More Job-destroying Schemes
Vince Cable, the Business Secretary, has announced plans to give fathers an extra month’s paid leave after the birth of a child. They would also be given new rights to share a further seven months’ flexible time off with their partners, most of it paid. Cable believes that the changes are needed if bosses are to get the best out of their employees, on the grounds that “we need modern workplaces that reflect modern Britain. Otherwise we run the risk of people cracking up, dropping out of the labour force and losing essential skills from the economy.”
Such an extension to the rights of male employees would impose additional administrative and financial burden on business, to the detriment of efficiency. It would bear particularly harshly on numerous small companies, many of which are only just surviving on the tightest of margins, whose workforce cannot be readily redeployed to cope with vacancies. Take, for example, a small bakery employing two male bakers, supplying a niche market with specialist breads, cakes and patisserie. If one of the two bakers were involved, the problem of finding a skilled patissier, for example, for several weeks or to cover separate chunks of leave (as seems to be envisaged) seem quite insuperable. Such skilled employees are unlikely to be found on street corners waiting for casual work to drop from the sky. The likeliest outcome would be that the sole remaining baker would have to work longer night hours to make up the necessary production, neglecting his own family and running a much greater risk of ‘cracking up’ than a man not granted paternity leave. Alternatively, if the extra cost of Cable’s plans contributed to the bakery’s liquidation, they would have contributed also to many more people ‘dropping out of the labour force’ and their skills being ‘lost to the economy.’

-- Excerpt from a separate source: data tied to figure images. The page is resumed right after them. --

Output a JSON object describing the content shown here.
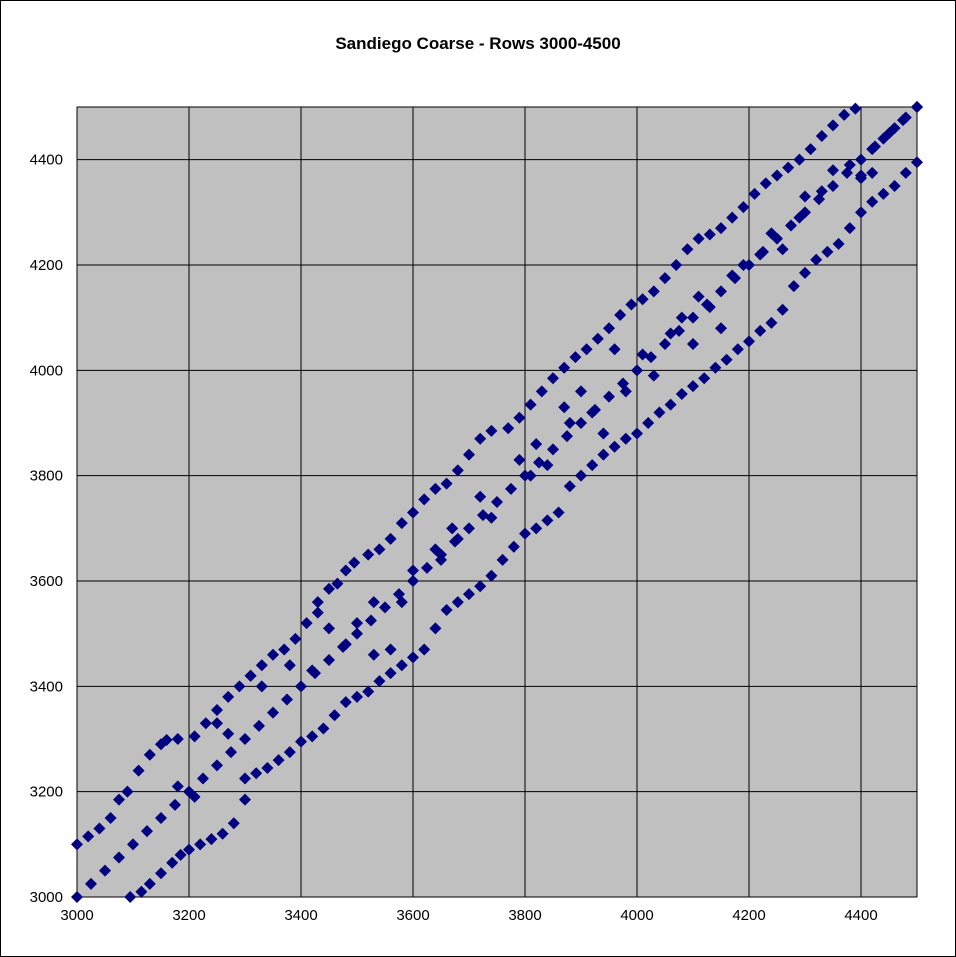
{
  "chart_data": {
    "type": "scatter",
    "title": "Sandiego Coarse - Rows 3000-4500",
    "xlabel": "",
    "ylabel": "",
    "xlim": [
      3000,
      4500
    ],
    "ylim": [
      3000,
      4500
    ],
    "xticks": [
      3000,
      3200,
      3400,
      3600,
      3800,
      4000,
      4200,
      4400
    ],
    "yticks": [
      3000,
      3200,
      3400,
      3600,
      3800,
      4000,
      4200,
      4400
    ],
    "grid": true,
    "legend": "none",
    "marker": "diamond",
    "colors": {
      "marker": "#000080",
      "plot_background": "#c0c0c0",
      "grid": "#000000"
    },
    "series": [
      {
        "points": [
          [
            3000,
            3000
          ],
          [
            3025,
            3025
          ],
          [
            3050,
            3050
          ],
          [
            3075,
            3075
          ],
          [
            3100,
            3100
          ],
          [
            3125,
            3125
          ],
          [
            3150,
            3150
          ],
          [
            3175,
            3175
          ],
          [
            3200,
            3200
          ],
          [
            3225,
            3225
          ],
          [
            3250,
            3250
          ],
          [
            3275,
            3275
          ],
          [
            3300,
            3300
          ],
          [
            3325,
            3325
          ],
          [
            3350,
            3350
          ],
          [
            3375,
            3375
          ],
          [
            3400,
            3400
          ],
          [
            3425,
            3425
          ],
          [
            3450,
            3450
          ],
          [
            3475,
            3475
          ],
          [
            3500,
            3500
          ],
          [
            3525,
            3525
          ],
          [
            3550,
            3550
          ],
          [
            3575,
            3575
          ],
          [
            3600,
            3600
          ],
          [
            3625,
            3625
          ],
          [
            3650,
            3650
          ],
          [
            3675,
            3675
          ],
          [
            3700,
            3700
          ],
          [
            3725,
            3725
          ],
          [
            3750,
            3750
          ],
          [
            3775,
            3775
          ],
          [
            3800,
            3800
          ],
          [
            3825,
            3825
          ],
          [
            3850,
            3850
          ],
          [
            3875,
            3875
          ],
          [
            3900,
            3900
          ],
          [
            3925,
            3925
          ],
          [
            3950,
            3950
          ],
          [
            3975,
            3975
          ],
          [
            4000,
            4000
          ],
          [
            4025,
            4025
          ],
          [
            4050,
            4050
          ],
          [
            4075,
            4075
          ],
          [
            4100,
            4100
          ],
          [
            4125,
            4125
          ],
          [
            4150,
            4150
          ],
          [
            4175,
            4175
          ],
          [
            4200,
            4200
          ],
          [
            4225,
            4225
          ],
          [
            4250,
            4250
          ],
          [
            4275,
            4275
          ],
          [
            4300,
            4300
          ],
          [
            4325,
            4325
          ],
          [
            4350,
            4350
          ],
          [
            4375,
            4375
          ],
          [
            4400,
            4400
          ],
          [
            4425,
            4425
          ],
          [
            4450,
            4450
          ],
          [
            4475,
            4475
          ],
          [
            4500,
            4500
          ],
          [
            3000,
            3100
          ],
          [
            3020,
            3115
          ],
          [
            3040,
            3130
          ],
          [
            3060,
            3150
          ],
          [
            3075,
            3185
          ],
          [
            3090,
            3200
          ],
          [
            3110,
            3240
          ],
          [
            3130,
            3270
          ],
          [
            3150,
            3290
          ],
          [
            3160,
            3298
          ],
          [
            3180,
            3300
          ],
          [
            3210,
            3305
          ],
          [
            3230,
            3330
          ],
          [
            3250,
            3355
          ],
          [
            3270,
            3380
          ],
          [
            3290,
            3400
          ],
          [
            3310,
            3420
          ],
          [
            3330,
            3440
          ],
          [
            3350,
            3460
          ],
          [
            3370,
            3470
          ],
          [
            3390,
            3490
          ],
          [
            3410,
            3520
          ],
          [
            3430,
            3560
          ],
          [
            3450,
            3585
          ],
          [
            3465,
            3595
          ],
          [
            3480,
            3620
          ],
          [
            3495,
            3635
          ],
          [
            3520,
            3650
          ],
          [
            3540,
            3660
          ],
          [
            3560,
            3680
          ],
          [
            3580,
            3710
          ],
          [
            3600,
            3730
          ],
          [
            3620,
            3755
          ],
          [
            3640,
            3775
          ],
          [
            3660,
            3785
          ],
          [
            3680,
            3810
          ],
          [
            3700,
            3840
          ],
          [
            3720,
            3870
          ],
          [
            3740,
            3885
          ],
          [
            3770,
            3890
          ],
          [
            3790,
            3910
          ],
          [
            3810,
            3935
          ],
          [
            3830,
            3960
          ],
          [
            3850,
            3985
          ],
          [
            3870,
            4005
          ],
          [
            3890,
            4025
          ],
          [
            3910,
            4040
          ],
          [
            3930,
            4060
          ],
          [
            3950,
            4080
          ],
          [
            3970,
            4105
          ],
          [
            3990,
            4125
          ],
          [
            4010,
            4135
          ],
          [
            4030,
            4150
          ],
          [
            4050,
            4175
          ],
          [
            4070,
            4200
          ],
          [
            4090,
            4230
          ],
          [
            4110,
            4250
          ],
          [
            4130,
            4258
          ],
          [
            4150,
            4270
          ],
          [
            4170,
            4290
          ],
          [
            4190,
            4310
          ],
          [
            4210,
            4335
          ],
          [
            4230,
            4355
          ],
          [
            4250,
            4370
          ],
          [
            4270,
            4385
          ],
          [
            4290,
            4400
          ],
          [
            4310,
            4420
          ],
          [
            4330,
            4445
          ],
          [
            4350,
            4465
          ],
          [
            4370,
            4485
          ],
          [
            4390,
            4497
          ],
          [
            4400,
            4365
          ],
          [
            4420,
            4375
          ],
          [
            4440,
            4440
          ],
          [
            4460,
            4460
          ],
          [
            4480,
            4480
          ],
          [
            4500,
            4500
          ],
          [
            3095,
            3000
          ],
          [
            3115,
            3010
          ],
          [
            3130,
            3025
          ],
          [
            3150,
            3045
          ],
          [
            3170,
            3065
          ],
          [
            3185,
            3080
          ],
          [
            3200,
            3090
          ],
          [
            3220,
            3100
          ],
          [
            3240,
            3110
          ],
          [
            3260,
            3120
          ],
          [
            3280,
            3140
          ],
          [
            3300,
            3185
          ],
          [
            3300,
            3225
          ],
          [
            3320,
            3235
          ],
          [
            3340,
            3245
          ],
          [
            3360,
            3260
          ],
          [
            3380,
            3275
          ],
          [
            3400,
            3295
          ],
          [
            3420,
            3305
          ],
          [
            3440,
            3320
          ],
          [
            3460,
            3345
          ],
          [
            3480,
            3370
          ],
          [
            3500,
            3380
          ],
          [
            3520,
            3390
          ],
          [
            3540,
            3410
          ],
          [
            3560,
            3425
          ],
          [
            3580,
            3440
          ],
          [
            3600,
            3455
          ],
          [
            3620,
            3470
          ],
          [
            3640,
            3510
          ],
          [
            3660,
            3545
          ],
          [
            3680,
            3560
          ],
          [
            3700,
            3575
          ],
          [
            3720,
            3590
          ],
          [
            3740,
            3610
          ],
          [
            3760,
            3640
          ],
          [
            3780,
            3665
          ],
          [
            3800,
            3690
          ],
          [
            3820,
            3700
          ],
          [
            3840,
            3715
          ],
          [
            3860,
            3730
          ],
          [
            3880,
            3780
          ],
          [
            3900,
            3800
          ],
          [
            3920,
            3820
          ],
          [
            3940,
            3840
          ],
          [
            3960,
            3855
          ],
          [
            3980,
            3870
          ],
          [
            4000,
            3880
          ],
          [
            4020,
            3900
          ],
          [
            4040,
            3920
          ],
          [
            4060,
            3935
          ],
          [
            4080,
            3955
          ],
          [
            4100,
            3970
          ],
          [
            4120,
            3985
          ],
          [
            4140,
            4005
          ],
          [
            4160,
            4020
          ],
          [
            4180,
            4040
          ],
          [
            4200,
            4055
          ],
          [
            4220,
            4075
          ],
          [
            4240,
            4090
          ],
          [
            4260,
            4115
          ],
          [
            4280,
            4160
          ],
          [
            4300,
            4185
          ],
          [
            4320,
            4210
          ],
          [
            4340,
            4225
          ],
          [
            4360,
            4240
          ],
          [
            4380,
            4270
          ],
          [
            4400,
            4300
          ],
          [
            4420,
            4320
          ],
          [
            4440,
            4335
          ],
          [
            4460,
            4350
          ],
          [
            4480,
            4375
          ],
          [
            4500,
            4395
          ],
          [
            3180,
            3210
          ],
          [
            3210,
            3190
          ],
          [
            3250,
            3330
          ],
          [
            3270,
            3310
          ],
          [
            3310,
            3420
          ],
          [
            3330,
            3400
          ],
          [
            3380,
            3440
          ],
          [
            3420,
            3430
          ],
          [
            3430,
            3540
          ],
          [
            3450,
            3510
          ],
          [
            3480,
            3480
          ],
          [
            3500,
            3520
          ],
          [
            3530,
            3460
          ],
          [
            3530,
            3560
          ],
          [
            3560,
            3470
          ],
          [
            3580,
            3560
          ],
          [
            3600,
            3620
          ],
          [
            3640,
            3660
          ],
          [
            3650,
            3640
          ],
          [
            3670,
            3700
          ],
          [
            3680,
            3680
          ],
          [
            3720,
            3760
          ],
          [
            3740,
            3720
          ],
          [
            3790,
            3830
          ],
          [
            3810,
            3800
          ],
          [
            3820,
            3860
          ],
          [
            3840,
            3820
          ],
          [
            3870,
            3930
          ],
          [
            3880,
            3900
          ],
          [
            3900,
            3960
          ],
          [
            3920,
            3920
          ],
          [
            3940,
            3880
          ],
          [
            3960,
            4040
          ],
          [
            3980,
            3960
          ],
          [
            4010,
            4030
          ],
          [
            4030,
            3990
          ],
          [
            4060,
            4070
          ],
          [
            4080,
            4100
          ],
          [
            4100,
            4050
          ],
          [
            4110,
            4140
          ],
          [
            4130,
            4120
          ],
          [
            4150,
            4080
          ],
          [
            4170,
            4180
          ],
          [
            4190,
            4200
          ],
          [
            4220,
            4220
          ],
          [
            4240,
            4260
          ],
          [
            4260,
            4230
          ],
          [
            4290,
            4290
          ],
          [
            4300,
            4330
          ],
          [
            4330,
            4340
          ],
          [
            4350,
            4380
          ],
          [
            4380,
            4390
          ],
          [
            4400,
            4370
          ],
          [
            4420,
            4420
          ]
        ]
      }
    ]
  }
}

The likely result of Cable’s vision of a ‘modern workplace’ is an impoverished ‘modern Britain’. It seems quite incredible that the Government is contemplating new employment rights and costly burdens on business at a time when Britain’s deficit on a per capita basis is one of the highest in the developed world and the economic growth needed to rectify it (which only business can generate), is flagging. Despite the fine words of politicians, it seems that the economy and our own prosperity is a lower Government priority than the ideology of ‘equality’ and ‘social justice’ which it inherited from its predecessor and which is still destructively present in other areas, such as education, as well.